Howbeit James saith [1.13,14], that God tempteth none to evil, but every one of us is allured by our own concupiscences. Augustine writing of this thing in his book de consensu Evangelistarum saith that there are two kings of temptation, the one of trial, the other of deceit. And indeed, as touching trial he denieth not but that God tempteth, for that the scriptures do confess it. But with that kind of temptation which deceiveth, whereof James wrote, he saith that God tempteth no man. But the scriptures teach not so, as we have declared a little before of David, and before him of Ahab. Yea, and in Ezekiel the 14th chapter, God saith that he had deceived the Prophet. And the same Augustine writeth not after the same manner in other places, as it manifestly appeareth in his books de Prædest. Sanctorum de Cerrept. & Gratia ad Valent. and in his 5th book and 3rd chapter contra Julianum. Wherefore the true interpretation of this place is, that every man is therefore tempted of his own concupiscence, because all men have their natural disease, which is corruption, and vicious lusts, which are together born with them, & do also grow and increase in them. Wherefore God instilleth no malice of his, for we have enough at home. Therefore he cannot be accused, forasmuch as the beginning of ungodliness & wickedness cometh not from him, but lieth hid in us. He ought not therefore to be counted to give the cause and fault, who yet when it semeth good unto him, will for just causes have our lusts & wickedness brought to light, and rule & govern our wicked acts, thereby more and more to illustrate his justice and glory, & to advance the salvation of the godly. Wherefore his singular goodness and providence is very much to be praised, which can so justly and wisely use so wicked means.
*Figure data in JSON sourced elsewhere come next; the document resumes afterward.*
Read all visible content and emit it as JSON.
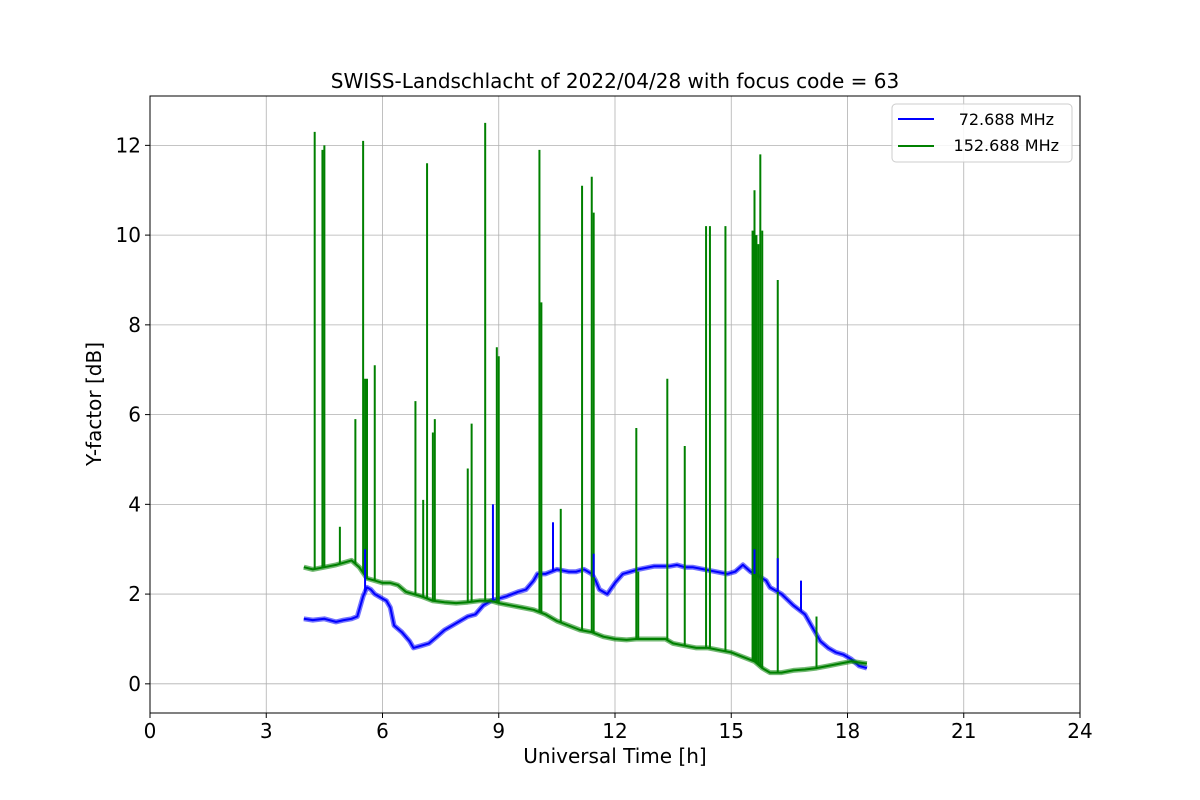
{
  "chart_data": {
    "type": "line",
    "title": "SWISS-Landschlacht of 2022/04/28 with focus code = 63",
    "xlabel": "Universal Time [h]",
    "ylabel": "Y-factor [dB]",
    "xlim": [
      0,
      24
    ],
    "ylim": [
      -0.65,
      13.1
    ],
    "xticks": [
      "0",
      "3",
      "6",
      "9",
      "12",
      "15",
      "18",
      "21",
      "24"
    ],
    "yticks": [
      "0",
      "2",
      "4",
      "6",
      "8",
      "10",
      "12"
    ],
    "grid": true,
    "legend_position": "top-right",
    "series": [
      {
        "name": "72.688 MHz",
        "color": "#0000ff",
        "x": [
          3.97,
          4.2,
          4.5,
          4.8,
          5.0,
          5.2,
          5.35,
          5.5,
          5.6,
          5.7,
          5.8,
          6.0,
          6.1,
          6.2,
          6.3,
          6.5,
          6.7,
          6.8,
          7.0,
          7.2,
          7.4,
          7.6,
          7.8,
          8.0,
          8.2,
          8.4,
          8.6,
          8.8,
          9.0,
          9.2,
          9.5,
          9.7,
          9.9,
          10.0,
          10.2,
          10.5,
          10.8,
          11.0,
          11.2,
          11.4,
          11.5,
          11.6,
          11.8,
          12.0,
          12.2,
          12.4,
          12.6,
          13.0,
          13.4,
          13.6,
          13.8,
          14.0,
          14.3,
          14.6,
          14.9,
          15.1,
          15.3,
          15.5,
          15.7,
          15.9,
          16.0,
          16.3,
          16.6,
          16.9,
          17.1,
          17.3,
          17.5,
          17.7,
          17.9,
          18.1,
          18.3,
          18.5
        ],
        "y": [
          1.45,
          1.42,
          1.45,
          1.38,
          1.42,
          1.45,
          1.5,
          1.95,
          2.15,
          2.1,
          2.0,
          1.9,
          1.85,
          1.7,
          1.3,
          1.15,
          0.95,
          0.8,
          0.85,
          0.9,
          1.05,
          1.2,
          1.3,
          1.4,
          1.5,
          1.55,
          1.75,
          1.85,
          1.9,
          1.95,
          2.05,
          2.1,
          2.3,
          2.45,
          2.45,
          2.55,
          2.5,
          2.5,
          2.55,
          2.45,
          2.3,
          2.1,
          2.0,
          2.25,
          2.45,
          2.5,
          2.55,
          2.62,
          2.62,
          2.65,
          2.6,
          2.6,
          2.55,
          2.5,
          2.45,
          2.5,
          2.65,
          2.5,
          2.4,
          2.3,
          2.15,
          2.0,
          1.75,
          1.55,
          1.25,
          0.95,
          0.8,
          0.7,
          0.65,
          0.55,
          0.4,
          0.35
        ]
      },
      {
        "name": "152.688 MHz",
        "color": "#008000",
        "x": [
          3.97,
          4.2,
          4.5,
          4.8,
          5.0,
          5.2,
          5.4,
          5.6,
          5.8,
          6.0,
          6.2,
          6.4,
          6.6,
          6.8,
          7.0,
          7.3,
          7.6,
          7.9,
          8.2,
          8.5,
          8.8,
          9.0,
          9.3,
          9.6,
          9.9,
          10.2,
          10.5,
          10.8,
          11.1,
          11.4,
          11.7,
          12.0,
          12.3,
          12.55,
          13.3,
          13.5,
          13.8,
          14.1,
          14.4,
          14.7,
          15.0,
          15.3,
          15.6,
          15.8,
          16.0,
          16.3,
          16.6,
          16.9,
          17.2,
          17.5,
          17.8,
          18.1,
          18.5
        ],
        "y": [
          2.6,
          2.55,
          2.6,
          2.65,
          2.7,
          2.75,
          2.6,
          2.35,
          2.3,
          2.25,
          2.25,
          2.2,
          2.05,
          2.0,
          1.95,
          1.85,
          1.82,
          1.8,
          1.82,
          1.85,
          1.85,
          1.8,
          1.75,
          1.7,
          1.65,
          1.55,
          1.4,
          1.3,
          1.2,
          1.15,
          1.05,
          1.0,
          0.98,
          1.0,
          1.0,
          0.9,
          0.85,
          0.8,
          0.8,
          0.75,
          0.7,
          0.6,
          0.5,
          0.35,
          0.25,
          0.25,
          0.3,
          0.32,
          0.35,
          0.4,
          0.45,
          0.5,
          0.45
        ]
      }
    ],
    "spikes": [
      {
        "series": "152.688 MHz",
        "x": [
          4.25,
          4.45,
          4.5,
          4.9,
          5.3,
          5.5,
          5.55,
          5.6,
          5.8,
          6.85,
          7.05,
          7.15,
          7.3,
          7.35,
          8.2,
          8.3,
          8.65,
          8.95,
          9.0,
          10.05,
          10.1,
          10.6,
          11.15,
          11.4,
          11.45,
          12.55,
          12.6,
          13.35,
          13.8,
          14.35,
          14.45,
          14.85,
          15.55,
          15.6,
          15.65,
          15.7,
          15.75,
          15.8,
          16.2,
          17.2
        ],
        "y": [
          12.3,
          11.9,
          12.0,
          3.5,
          5.9,
          12.1,
          6.8,
          6.8,
          7.1,
          6.3,
          4.1,
          11.6,
          5.6,
          5.9,
          4.8,
          5.8,
          12.5,
          7.5,
          7.3,
          11.9,
          8.5,
          3.9,
          11.1,
          11.3,
          10.5,
          5.7,
          2.5,
          6.8,
          5.3,
          10.2,
          10.2,
          10.2,
          10.1,
          11.0,
          10.0,
          9.8,
          11.8,
          10.1,
          9.0,
          1.5
        ]
      },
      {
        "series": "72.688 MHz",
        "x": [
          5.55,
          8.85,
          10.4,
          11.45,
          15.6,
          16.2,
          16.8
        ],
        "y": [
          3.0,
          4.0,
          3.6,
          2.9,
          3.0,
          2.8,
          2.3
        ]
      }
    ]
  }
}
But if a man will ask, how it happeneth, that some are more prone to sins than others, if (as it is said) malice & wickedness are rooted into us all from our20 birth, neither is it needful that any new or latter malice should be instilled in us from God. And seeing that we are all brought forth of one & the selfsame lump, and that lump likewise is altogether viciated, it should seem that all also ought to be of a like disposition and inclination to wickedness. But this is diligently to be weighed, that besides this disposition there happen natural malices, {80:R} manners, customs, wicked qualities, fellowships, temperatures of bodies, sundry parents, divers countries, and manifold causes, whereby some are made more or less prone unto sins, which proneness of ours God according to his justice, goodness, and wisdom useth and stirreth it up, governeth and ruleth it. And this is not to be forgotten, that none of us have so in ourselves the beginnings of good acts, which truly please God, as we even from the very birth have within us the beginnings of sins. For they [good acts] are inspired in us by the Holy Ghost, and we continually receive them of God, neither burst they forth out of the corrupt beginnings of our nature.
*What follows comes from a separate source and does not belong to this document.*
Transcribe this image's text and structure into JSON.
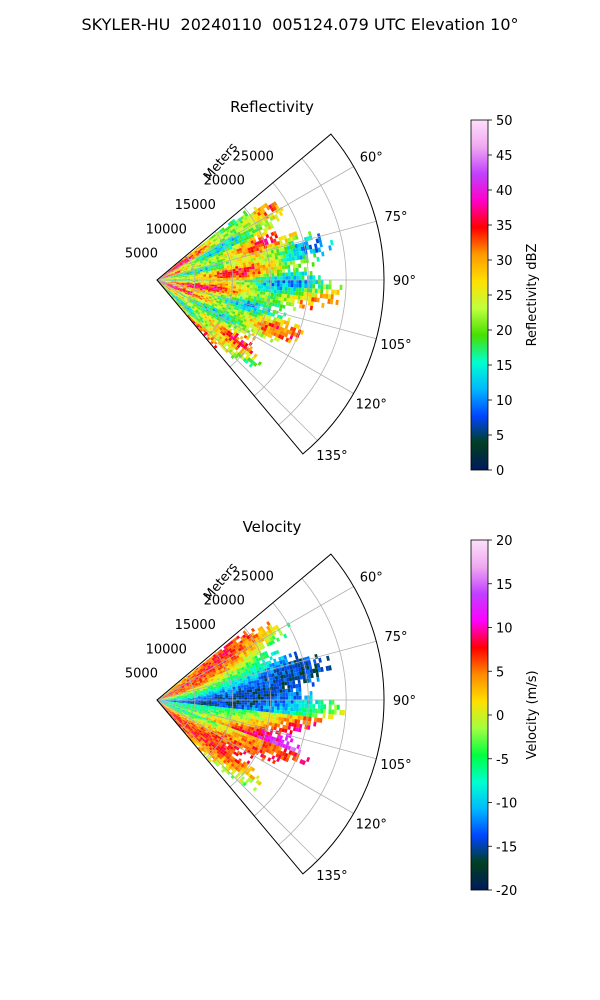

Now resteth [remains] to see from whence after the sin of Adam, that frowardness and corruption came, and whether it were derived from God to punish the wicked21 act which was committed. I answer, that we may not so think: for man was for the fault which he had committed alienated from God, wherefore he justly withdrew from him his gifts, favour, and grace. And our nature being left unto itself, falleth and declineth to worse and worse, yea it cometh to nothing, from whence it was brought forth at the beginning. Wherefore by that withdrawing22 of gifts and grace, and departure from God, which is the fountain of all good things, nature is by itself thrown headlong into vice and corruption.